Rice: The grain most often paired with beans is rice. You can easily stock up on it and keep a few extra lbs. of regular white rice or brown rice on hand.

Oats: Oatmeal is an excellent way to fill your belly and it can be added to bread and stews to help thicken and add nutrients.

Flour: I highly recommend having flour on hand, as it is so versatile. You can turn it into noodles, tortillas, or any number of things, including bread and crackers. Regular wheat flour is great, but you can also store corn flour, or other types of flours you might normally use.

Oil: While you can certainly store olive and coconut oil, etc. they do tend to go rancid faster than regular vegetable oil, so choose carefully and rotate often. Having oil on hand adds some much needed fat to your diet and makes it easier to cook food.

Pasta: You can make your own pasta, but it’s a good idea to keep some ready made on hand. If you buy in bulk, you’ll have plenty for any emergency situation. Consider stocking pasta sauce, as well, to top your pasta with.

Salt: You will definitely need salt if you’re making your own food from scratch. It can also be used for preserving food if things get dire.

Sugar: Sweeten things up with a little sugar. This is something that you’ll want to keep on hand just in case you want to make some desserts. It’s also good for boosting calories and for quick energy.

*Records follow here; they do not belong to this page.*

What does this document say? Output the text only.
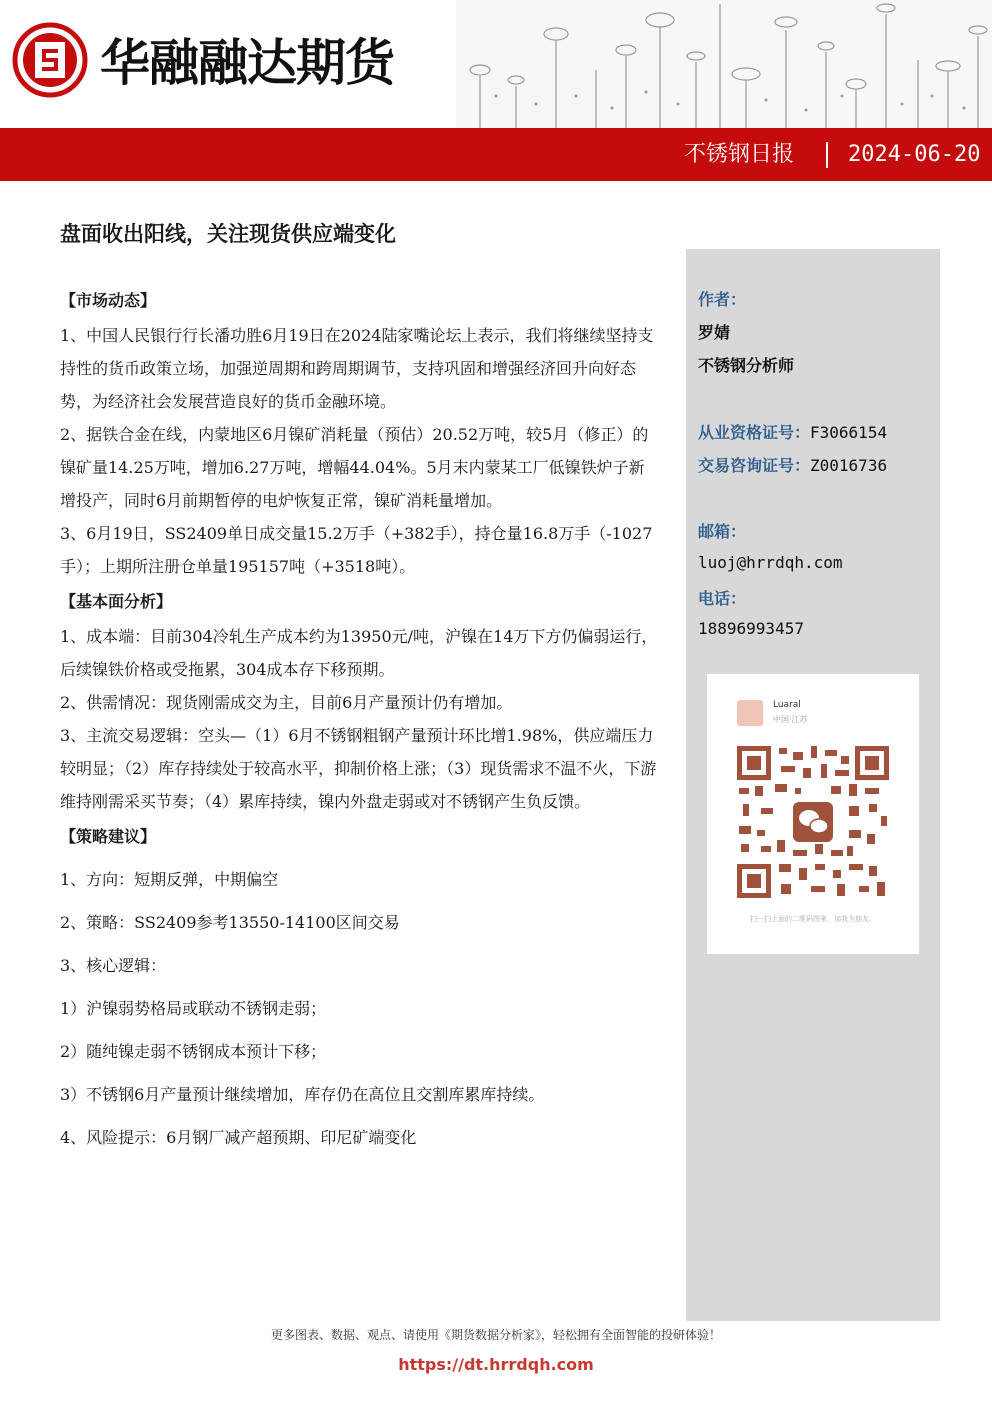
华融融达期货
不锈钢日报 2024-06-20
盘面收出阳线，关注现货供应端变化
【市场动态】

1、中国人民银行行长潘功胜6月19日在2024陆家嘴论坛上表示，我们将继续坚持支持性的货币政策立场，加强逆周期和跨周期调节，支持巩固和增强经济回升向好态势，为经济社会发展营造良好的货币金融环境。

2、据铁合金在线，内蒙地区6月镍矿消耗量（预估）20.52万吨，较5月（修正）的镍矿量14.25万吨，增加6.27万吨，增幅44.04%。5月末内蒙某工厂低镍铁炉子新增投产，同时6月前期暂停的电炉恢复正常，镍矿消耗量增加。

3、6月19日，SS2409单日成交量15.2万手（+382手），持仓量16.8万手（-1027手）；上期所注册仓单量195157吨（+3518吨）。

【基本面分析】

1、成本端：目前304冷轧生产成本约为13950元/吨，沪镍在14万下方仍偏弱运行，后续镍铁价格或受拖累，304成本存下移预期。

2、供需情况：现货刚需成交为主，目前6月产量预计仍有增加。

3、主流交易逻辑：空头—（1）6月不锈钢粗钢产量预计环比增1.98%，供应端压力较明显；（2）库存持续处于较高水平，抑制价格上涨；（3）现货需求不温不火，下游维持刚需采买节奏；（4）累库持续，镍内外盘走弱或对不锈钢产生负反馈。

【策略建议】

1、方向：短期反弹，中期偏空

2、策略：SS2409参考13550-14100区间交易

3、核心逻辑：

1）沪镍弱势格局或联动不锈钢走弱；

2）随纯镍走弱不锈钢成本预计下移；

3）不锈钢6月产量预计继续增加，库存仍在高位且交割库累库持续。

4、风险提示：6月钢厂减产超预期、印尼矿端变化

作者：
罗婧
不锈钢分析师
从业资格证号：F3066154
交易咨询证号：Z0016736
邮箱：
luoj@hrrdqh.com
电话：
18896993457
Luaral
中国·江苏
扫一扫上面的二维码图案，加我为朋友。
更多图表、数据、观点、请使用《期货数据分析家》，轻松拥有全面智能的投研体验！
https://dt.hrrdqh.com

Aside from these basics, make sure you stock up on items that your family loves. In my house, macaroni and cheese is always a hit, so I have some of that stocked. Cookies and chips are also big in our home, so I have a bit of that set aside for a rainy day, too.

It’s up to you to create the perfect emergency food supply list for your family, but this will get you started. What have you already started stocking?